Ausfahrt zum Kloster Engelberg am 7. Juni 2009

Keine Wallfahrt sondern - wie könnte es auch anders sein - eine Rollerfahrt zum KLOSTER ENGELBERG
Von Günther Fischer

Tag des Ausflugs:
im Juni am Tage 7 im Jahr 2000 und derer 9

es waren dabei:
Inge-Bruno - Petra-Detlef-Daniel - Claudi-Lutz-Cookie
Melanie - Maria-Gisbert - Jürgen - Axel - Günther

Diesmal war der Start nach Leeheim verlegt, und entgegen der Annahme von Inge staunte ich nicht schlecht, als dann mit der entsprechenden Geräuschkulisse zehn Rollern und einem Motorrad vor meiner Tür standen.

Los gings durch die Ebene des hess. Rieds, durchs Mühltal über Gross-Bieberau und Brensbach, vorbei an einer Wiese, die ich schon mal näher kennen lernen durfte, nach Höchst. Ganz in der Nähe folgten wir einem sich am Fuße der Burg Breuberg hoch schlängelnden Weg bis zu einem Parkplatz unterhalb der Burg. Der Platz war wie für uns reserviert, jedoch fehlte der ach so wichtige Kanaldeckel. Was jedoch nicht fehlte, war der von Inge besorgte gute Kuchen und Kaffee satt. So war also für das erste leibliche Wohl bestens gesorgt.

Weiter gings über Hügel und Täler des Odenwaldes Richtung Wörth am Main. Über Klein- nach Gross-Heubach und dann hinauf zum KLOSTER ENGELBERG.

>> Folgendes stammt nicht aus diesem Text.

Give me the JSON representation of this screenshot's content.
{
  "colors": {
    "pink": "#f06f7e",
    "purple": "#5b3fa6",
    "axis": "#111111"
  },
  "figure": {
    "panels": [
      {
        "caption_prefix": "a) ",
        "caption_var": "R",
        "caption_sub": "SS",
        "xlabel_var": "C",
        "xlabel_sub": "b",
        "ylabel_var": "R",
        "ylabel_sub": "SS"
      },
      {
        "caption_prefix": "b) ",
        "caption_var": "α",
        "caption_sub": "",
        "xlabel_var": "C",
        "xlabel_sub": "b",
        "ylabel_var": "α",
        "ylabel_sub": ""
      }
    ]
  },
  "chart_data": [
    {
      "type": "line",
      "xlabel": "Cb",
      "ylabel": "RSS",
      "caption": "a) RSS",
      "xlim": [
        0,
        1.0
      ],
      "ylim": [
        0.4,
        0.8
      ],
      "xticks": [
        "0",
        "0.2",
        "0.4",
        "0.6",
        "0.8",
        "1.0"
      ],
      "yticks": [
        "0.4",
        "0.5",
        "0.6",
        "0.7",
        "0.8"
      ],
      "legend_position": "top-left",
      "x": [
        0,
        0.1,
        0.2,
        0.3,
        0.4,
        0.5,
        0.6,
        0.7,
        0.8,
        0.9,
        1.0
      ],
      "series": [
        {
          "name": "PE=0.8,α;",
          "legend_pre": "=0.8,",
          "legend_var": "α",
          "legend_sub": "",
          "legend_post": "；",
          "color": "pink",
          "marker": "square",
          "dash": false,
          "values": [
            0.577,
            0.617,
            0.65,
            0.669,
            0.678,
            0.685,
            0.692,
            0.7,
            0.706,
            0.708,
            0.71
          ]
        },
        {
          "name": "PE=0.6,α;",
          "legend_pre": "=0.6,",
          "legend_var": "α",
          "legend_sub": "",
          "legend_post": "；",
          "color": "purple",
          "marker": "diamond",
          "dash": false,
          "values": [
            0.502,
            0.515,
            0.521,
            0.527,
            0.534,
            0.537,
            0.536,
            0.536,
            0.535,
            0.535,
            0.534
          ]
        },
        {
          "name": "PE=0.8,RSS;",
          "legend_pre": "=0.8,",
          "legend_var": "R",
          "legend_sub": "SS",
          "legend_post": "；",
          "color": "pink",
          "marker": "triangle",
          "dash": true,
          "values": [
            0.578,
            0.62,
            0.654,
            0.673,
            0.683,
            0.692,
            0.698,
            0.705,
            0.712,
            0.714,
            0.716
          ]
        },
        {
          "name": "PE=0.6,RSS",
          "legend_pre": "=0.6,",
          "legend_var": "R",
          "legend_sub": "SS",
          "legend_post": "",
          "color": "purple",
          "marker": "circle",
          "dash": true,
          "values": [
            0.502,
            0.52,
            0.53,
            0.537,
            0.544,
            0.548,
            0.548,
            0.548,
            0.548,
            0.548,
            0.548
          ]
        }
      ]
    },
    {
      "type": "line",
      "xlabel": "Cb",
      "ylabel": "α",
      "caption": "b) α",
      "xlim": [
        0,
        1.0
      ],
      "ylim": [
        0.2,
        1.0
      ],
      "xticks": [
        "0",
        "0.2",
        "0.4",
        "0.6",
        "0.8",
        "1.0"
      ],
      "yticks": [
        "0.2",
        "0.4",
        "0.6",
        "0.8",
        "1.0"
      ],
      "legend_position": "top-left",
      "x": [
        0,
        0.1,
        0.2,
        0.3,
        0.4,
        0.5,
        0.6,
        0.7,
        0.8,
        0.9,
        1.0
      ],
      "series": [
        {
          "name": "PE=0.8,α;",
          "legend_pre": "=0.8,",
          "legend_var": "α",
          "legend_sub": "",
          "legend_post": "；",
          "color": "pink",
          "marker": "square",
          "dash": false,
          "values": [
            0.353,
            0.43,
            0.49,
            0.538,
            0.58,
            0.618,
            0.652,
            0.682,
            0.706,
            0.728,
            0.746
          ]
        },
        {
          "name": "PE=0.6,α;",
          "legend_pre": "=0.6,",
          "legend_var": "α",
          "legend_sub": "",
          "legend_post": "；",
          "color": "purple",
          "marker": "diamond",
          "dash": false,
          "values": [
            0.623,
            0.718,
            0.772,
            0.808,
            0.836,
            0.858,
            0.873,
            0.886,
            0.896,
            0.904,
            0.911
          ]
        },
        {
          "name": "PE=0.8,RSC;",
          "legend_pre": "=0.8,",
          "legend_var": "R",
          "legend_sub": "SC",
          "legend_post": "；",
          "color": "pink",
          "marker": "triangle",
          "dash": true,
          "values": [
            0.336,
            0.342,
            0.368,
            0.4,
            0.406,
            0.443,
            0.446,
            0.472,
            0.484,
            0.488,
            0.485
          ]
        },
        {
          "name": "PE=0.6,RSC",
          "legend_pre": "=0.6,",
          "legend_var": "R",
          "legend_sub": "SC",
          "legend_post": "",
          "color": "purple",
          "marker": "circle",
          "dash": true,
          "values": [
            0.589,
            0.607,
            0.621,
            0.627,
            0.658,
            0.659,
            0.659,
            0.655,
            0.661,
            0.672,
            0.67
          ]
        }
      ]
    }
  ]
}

Nach Erledigung des Pflichtprogramms, der Besichtigung des Klostergartens, wurde dann, wie könnte es anders sein, zielstrebig die Kloster-Schänke aufgesucht. Hier gab es neben dem zünftigen dunklen Klosterbier auch allerhand handfestes um die z.T. schon wieder knurrenden Mägen zum Schweigen zu bringen. So gestärkt hieß es wieder aufsitzen. Leider konnte ich nicht alle davon überzeugen, dass der Besuch des in Wörth befindlichen Schifffahrts-Museums sicherlich eine Bereicherung unserer Tour hätte werden können.

Zwischenzeitlich hatten sich am Himmel die bis dahin vereinzelt aufgetretenen Wolken zu einem Meeting verabredet. Und wie man weiß, bei einem Meeting kommt nicht immer was Gutes raus, so auch diesmal, nämlich Regentropfen, die im weiteren Verlauf der Tour auch noch in sehr konzentrierter Form auf uns niederprasselten.

Damit der Heimweg entlang des Mains bis Obernburg nicht zu langweilig wurde, durften wir, sicher als Ersatz für das Schifffahrtsmuseum, einen Life-Einsatz von Feuerwehr und Rettungswagen in Form einer Vollsperrung miterleben. Dieses Hindernis meisterten wir, nicht durch Fliegen auf Hexenart, sondern durch Schieben der Hexen.

Weiter dann, wie von einem Magneten gezogen, statt wie geplant nach Gross-Umstadt, wieder nach Höchst. Sowas nennt man dann auch Rundfahrt.

Um den Tag gebührend ausklingen zu lassen, steuerten wir mit der entsprechenden Ortskenntnis um Darmstadt herum. Mittlerweile hatten die Wolken ihr Meeting verlegt, sodass wir, zumindest von oben trocken, die Eisdiele in Griesheim erreichten. Dort konnten wir unsere Roller in Reih und Glied direkt vor der Eisdiele auf dem Marktplatz parken, bis auf einen Roller, der lieber alleine stehen wollte. Ab nun gibt's nicht mehr viel zu berichten, denn es gab für jeden Eis satt. Nachdem Detlef seinen unbändigen Drang nach Reinigung aller Windschutzscheiben befriedigt hatte, konnte er sich dann auch genüsslich seinem Eis zuwenden.

Und wieder reiht sich ein schönes Erlebnis an die vorangegangenen.